Carbon dioxide sensors are crucial for industrial processes and monitoring indoor air quality, but developing low-cost, high-performance sensors that operate at room temperature remains challenging. This study explores carbon dioxide detection using copper oxide thin films doped with sodium (CuO:Na), barium (CuO:Ba), erbium (CuO:Er), and vanadium (CuO:V), which were fabricated through spin-coating and annealed at 500 °C. All the films displayed a monoclinic tenorite structure, with crystallite sizes ranging from 23.8 to 59.5 nm, and band gaps that increased from 1.7 eV for pure copper oxide to 2.1 eV for copper oxide doped with vanadium (CuO:V).
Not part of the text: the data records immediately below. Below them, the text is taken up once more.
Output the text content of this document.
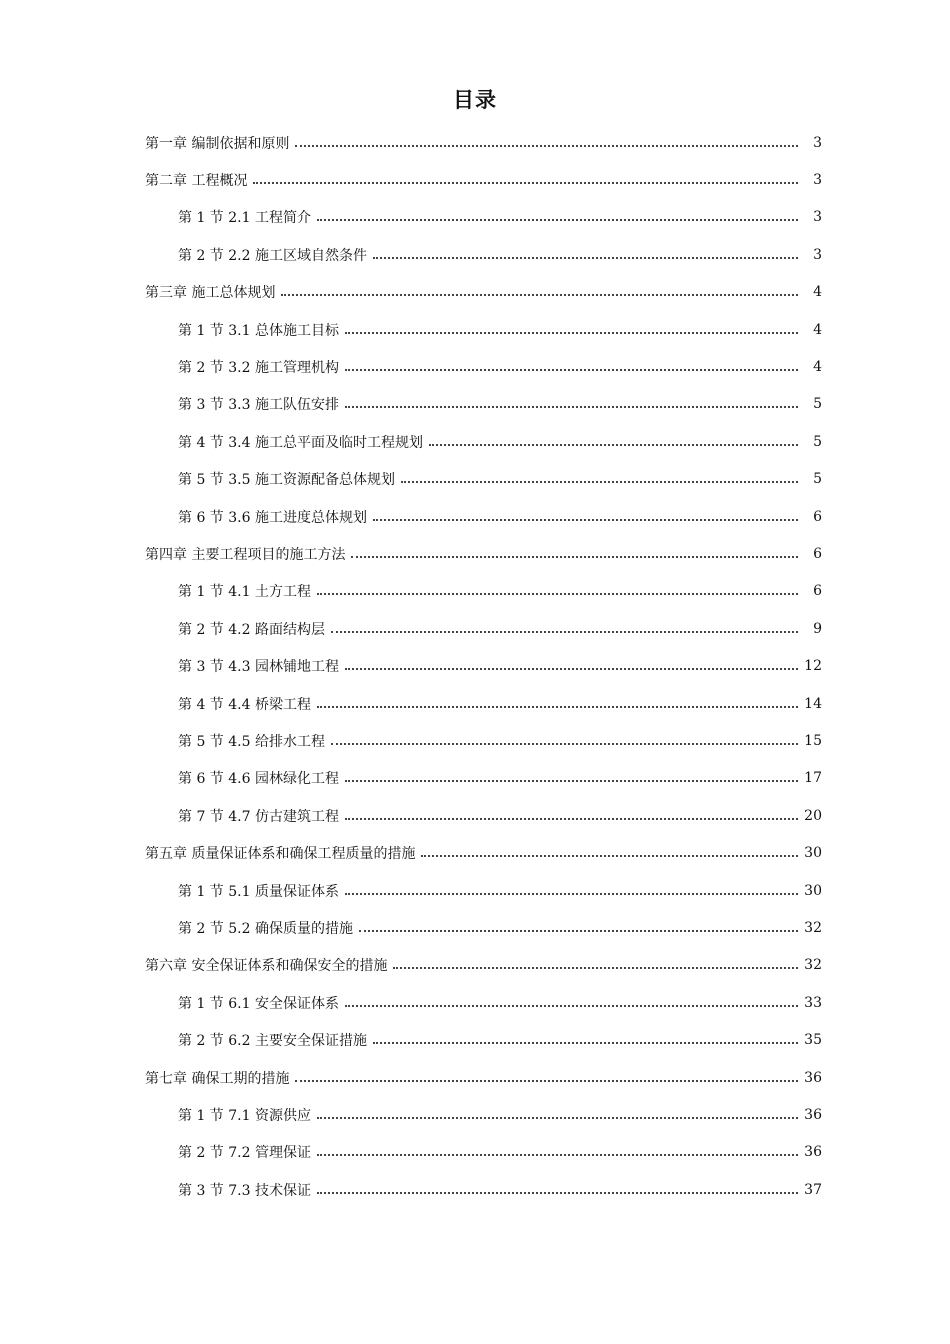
目录
第一章 编制依据和原则	3
第二章 工程概况	3
第 1 节 2.1 工程简介	3
第 2 节 2.2 施工区域自然条件	3
第三章 施工总体规划	4
第 1 节 3.1 总体施工目标	4
第 2 节 3.2 施工管理机构	4
第 3 节 3.3 施工队伍安排	5
第 4 节 3.4 施工总平面及临时工程规划	5
第 5 节 3.5 施工资源配备总体规划	5
第 6 节 3.6 施工进度总体规划	6
第四章 主要工程项目的施工方法	6
第 1 节 4.1 土方工程	6
第 2 节 4.2 路面结构层	9
第 3 节 4.3 园林铺地工程	12
第 4 节 4.4 桥梁工程	14
第 5 节 4.5 给排水工程	15
第 6 节 4.6 园林绿化工程	17
第 7 节 4.7 仿古建筑工程	20
第五章 质量保证体系和确保工程质量的措施	30
第 1 节 5.1 质量保证体系	30
第 2 节 5.2 确保质量的措施	32
第六章 安全保证体系和确保安全的措施	32
第 1 节 6.1 安全保证体系	33
第 2 节 6.2 主要安全保证措施	35
第七章 确保工期的措施	36
第 1 节 7.1 资源供应	36
第 2 节 7.2 管理保证	36
第 3 节 7.3 技术保证	37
Among the various sensors, copper oxide doped with vanadium (CuO:V) exhibited the best performance, with a 248.3% response to 11100 ppm carbon dioxide at 30 °C and 45% relative humidity. It also had a response time of 7.4 s and a recovery time of 7.5 s. At 25% relative humidity, the response improved to 401.2%, reaching 1220% at 140 °C and 45% relative humidity. These findings highlight the potential of copper oxide doped with vanadium (CuO:V) for energy-efficient carbon dioxide detection, offering valuable contributions to environmental monitoring and efforts to mitigate climate change.